Stereotact Funct Neurosurg. 2024;102(3):156-168. doi: 10.1159/000538516. Epub 2024 Apr 22.
Trigeminal neuralgia (TGN) poses a therapeutic challenge, particularly within the context of multiple sclerosis (MS). This study aimed to conduct a comprehensive meta-analysis and systematic review of four less-invasive treatment modalities for TGN in MS patients, namely, gamma knife radiosurgery (GKRS), glycerol rhizotomy (GR), balloon compression (BC), and radiofrequency ablation (RFA).
Single-armed meta-analyses were employed to assess the overall efficacy of each treatment, while double-armed analyses compared the efficacy between different treatment options in double-armed studies. Outcome evaluations included acute pain relief (within 1 month post-procedure), recurrence rates throughout 18 months of follow-up, and reported complication rates.
The meta-analysis revealed diverse outcomes for each intervention. GKRS demonstrated favorable outcomes, achieving a 77% success rate in alleviating pain among a pooled cohort of 863 patients, reinforcing its status as a viable therapeutic option. Additionally, GR, BC, and RFA exhibited efficacy, with success rates of 77%, 71%, and 80%, respectively, based on outcomes observed in 611, 385, and 203 patients.

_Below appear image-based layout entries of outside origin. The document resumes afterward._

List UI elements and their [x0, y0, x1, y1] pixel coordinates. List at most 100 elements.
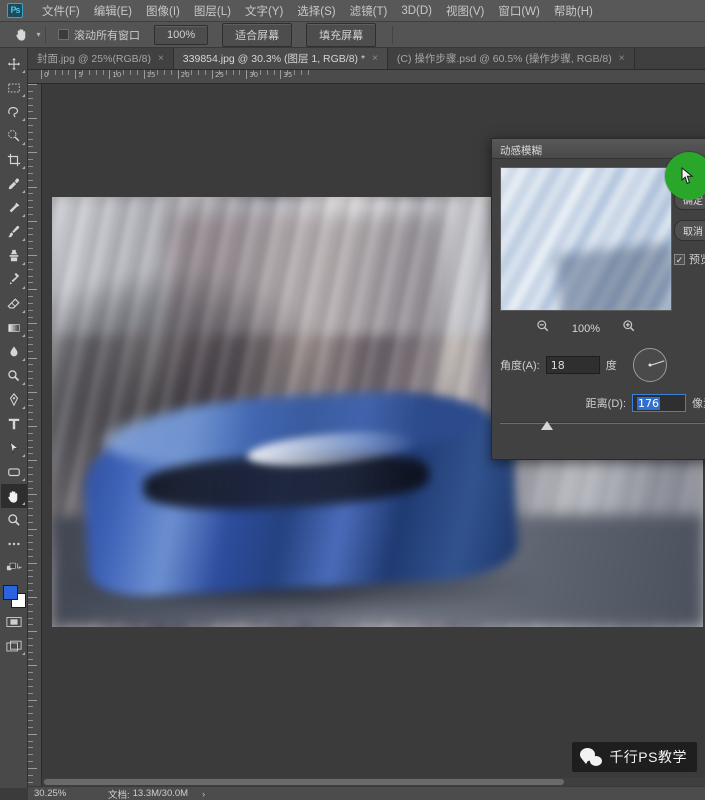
edit-toolbar-more-icon[interactable]	[1, 532, 27, 556]
ruler-tick	[28, 337, 33, 339]
menu-item-window[interactable]: 窗口(W)	[491, 1, 547, 21]
close-icon[interactable]: ×	[619, 53, 625, 64]
ruler-tick	[28, 651, 33, 653]
zoom-out-icon[interactable]	[536, 319, 550, 338]
status-zoom-level[interactable]: 30.25%	[28, 788, 108, 799]
menu-item-edit[interactable]: 编辑(E)	[87, 1, 139, 21]
status-expand-arrow-icon[interactable]: ›	[202, 789, 205, 799]
ruler-tick	[28, 220, 37, 222]
zoom-in-icon[interactable]	[622, 319, 636, 338]
ruler-tick	[28, 268, 33, 270]
ruler-tick	[287, 70, 289, 75]
tool-preset-chevron-down-icon[interactable]: ▾	[32, 25, 46, 44]
screen-mode-icon[interactable]	[1, 634, 27, 658]
pen-tool[interactable]	[1, 388, 27, 412]
ruler-tick	[28, 302, 33, 304]
horizontal-ruler[interactable]: 0 5 10 15 20 25 30 35	[28, 70, 705, 84]
angle-input[interactable]: 18	[545, 356, 600, 374]
dodge-tool[interactable]	[1, 364, 27, 388]
distance-label: 距离(D):	[585, 398, 626, 410]
ruler-tick	[28, 398, 33, 400]
options-bar: ▾ 滚动所有窗口 100% 适合屏幕 填充屏幕	[0, 22, 705, 48]
watermark: 千行PS教学	[572, 742, 697, 772]
clone-stamp-tool[interactable]	[1, 244, 27, 268]
fill-screen-button[interactable]: 填充屏幕	[306, 22, 377, 47]
lasso-tool[interactable]	[1, 100, 27, 124]
ruler-tick	[28, 514, 33, 516]
quick-mask-icon[interactable]	[1, 610, 27, 634]
quick-selection-tool[interactable]	[1, 124, 27, 148]
preview-zoom-controls: 100%	[500, 319, 672, 338]
fit-screen-button[interactable]: 适合屏幕	[222, 22, 293, 47]
menu-item-filter[interactable]: 滤镜(T)	[343, 1, 395, 21]
ruler-tick	[47, 70, 49, 75]
ruler-tick	[28, 754, 33, 756]
menu-item-image[interactable]: 图像(I)	[139, 1, 187, 21]
ruler-tick	[28, 97, 33, 99]
ruler-tick	[28, 316, 33, 318]
default-colors-icon[interactable]	[1, 556, 27, 580]
close-icon[interactable]: ×	[372, 53, 378, 64]
vertical-ruler[interactable]	[28, 84, 42, 786]
move-tool[interactable]	[1, 52, 27, 76]
type-tool[interactable]	[1, 412, 27, 436]
distance-input[interactable]: 176	[632, 394, 686, 412]
ruler-tick	[28, 747, 33, 749]
cancel-button[interactable]: 取消	[674, 220, 705, 241]
menu-item-3d[interactable]: 3D(D)	[394, 3, 439, 19]
menu-item-layer[interactable]: 图层(L)	[187, 1, 238, 21]
status-doc-value: 13.3M/30.0M	[132, 788, 189, 799]
angle-dial[interactable]	[632, 348, 667, 382]
ruler-tick	[28, 781, 33, 783]
color-swatches[interactable]	[1, 584, 27, 610]
scroll-all-windows-checkbox[interactable]: 滚动所有窗口	[58, 27, 140, 43]
hand-tool-icon[interactable]	[10, 25, 32, 45]
foreground-color-swatch[interactable]	[2, 585, 18, 600]
tab-cover-jpg[interactable]: 封面.jpg @ 25%(RGB/8) ×	[28, 48, 174, 69]
path-selection-tool[interactable]	[1, 436, 27, 460]
close-icon[interactable]: ×	[158, 53, 164, 64]
eyedropper-tool[interactable]	[1, 172, 27, 196]
distance-slider[interactable]	[500, 418, 705, 432]
ruler-tick	[28, 576, 33, 578]
tab-339854-jpg[interactable]: 339854.jpg @ 30.3% (图层 1, RGB/8) * ×	[173, 48, 388, 69]
crop-tool[interactable]	[1, 148, 27, 172]
hand-tool[interactable]	[0, 484, 27, 508]
ruler-tick	[28, 487, 33, 489]
distance-slider-thumb[interactable]	[541, 421, 554, 430]
history-brush-tool[interactable]	[1, 268, 27, 292]
distance-unit: 像素	[692, 398, 705, 410]
rectangular-marquee-tool[interactable]	[1, 76, 27, 100]
tab-label: 339854.jpg @ 30.3% (图层 1, RGB/8) *	[182, 53, 366, 65]
scroll-all-windows-box[interactable]	[58, 29, 69, 40]
dialog-preview-thumbnail[interactable]	[500, 167, 672, 311]
zoom-tool[interactable]	[1, 508, 27, 532]
menu-item-file[interactable]: 文件(F)	[35, 1, 87, 21]
eraser-tool[interactable]	[1, 292, 27, 316]
blur-tool[interactable]	[1, 340, 27, 364]
ruler-tick	[28, 371, 33, 373]
ruler-tick	[28, 159, 33, 161]
preview-checkbox[interactable]: ✓ 预览	[674, 251, 705, 267]
tools-panel	[0, 48, 28, 788]
menu-item-view[interactable]: 视图(V)	[439, 1, 491, 21]
photoshop-window: Ps 文件(F) 编辑(E) 图像(I) 图层(L) 文字(Y) 选择(S) 滤…	[0, 0, 705, 800]
menu-item-help[interactable]: 帮助(H)	[547, 1, 600, 21]
rectangle-shape-tool[interactable]	[1, 460, 27, 484]
ruler-tick	[28, 453, 33, 455]
horizontal-scrollbar[interactable]	[42, 778, 705, 786]
brush-tool[interactable]	[1, 220, 27, 244]
ruler-tick	[259, 70, 261, 75]
preview-checkbox-box[interactable]: ✓	[674, 253, 685, 265]
zoom-100-button[interactable]: 100%	[154, 24, 209, 45]
ruler-tick	[212, 70, 213, 79]
tab-steps-psd[interactable]: (C) 操作步骤.psd @ 60.5% (操作步骤, RGB/8) ×	[387, 48, 635, 69]
menu-item-select[interactable]: 选择(S)	[290, 1, 342, 21]
ruler-tick	[28, 542, 33, 544]
ruler-tick	[28, 255, 37, 256]
ruler-tick	[28, 111, 33, 113]
menu-item-type[interactable]: 文字(Y)	[238, 1, 290, 21]
gradient-tool[interactable]	[1, 316, 27, 340]
horizontal-scrollbar-thumb[interactable]	[44, 779, 564, 785]
spot-healing-brush-tool[interactable]	[1, 196, 27, 220]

Double-armed analyses highlighted distinctions between the treatments, providing nuanced insights for clinical decision-making.
This meta-analysis provides a comprehensive overview of less-invasive treatments for TGN in MS patients. GKRS emerges as a leading option with comparable efficacy and fewer complications. However, the study underscores the nuanced efficacy and considerations associated with GR, BC, and RFA. The findings offer valuable insights for clinicians navigating treatment choices in this challenging patient population, considering acute pain relief, recurrence rates, and complication profiles.
三叉神经痛(TGN)在多发性硬化症(MS)患者中是一种具有挑战性的治疗疾病。本研究旨在对 4 种针对 MS 患者 TGN 的微创治疗方法(伽玛刀放射外科手术(GKRS)、甘油rhizotomy(GR)、球囊压迫(BC)和射频消融(RFA))进行全面的荟萃分析和系统评价。
采用单臂荟萃分析评估每种治疗方法的总体疗效,而双臂分析则在双臂研究中比较不同治疗方法之间的疗效。结果评估包括治疗后 1 个月内的急性疼痛缓解、18 个月随访期间的复发率以及报告的并发症发生率。
荟萃分析显示每种干预措施的结果各不相同。GKRS 在缓解疼痛方面取得了较好的结果,在 863 例患者的汇总队列中,77%的患者疼痛得到缓解,这证实了它作为一种可行的治疗选择的地位。此外,GR、BC 和 RFA 的疗效分别为 77%、71%和 80%,基于 611、385 和 203 例患者的结果。双臂分析突出了治疗之间的差异,为临床决策提供了更细致的见解。
本荟萃分析全面概述了多发性硬化症患者 TGN 的微创治疗方法。GKRS 是一种具有较高疗效且并发症较少的首选方法。然而,本研究强调了 GR、BC 和 RFA 具有不同的疗效和需要考虑的因素。这些发现为临床医生在治疗这一具有挑战性的患者群体时提供了有价值的见解,考虑到急性疼痛缓解、复发率和并发症情况。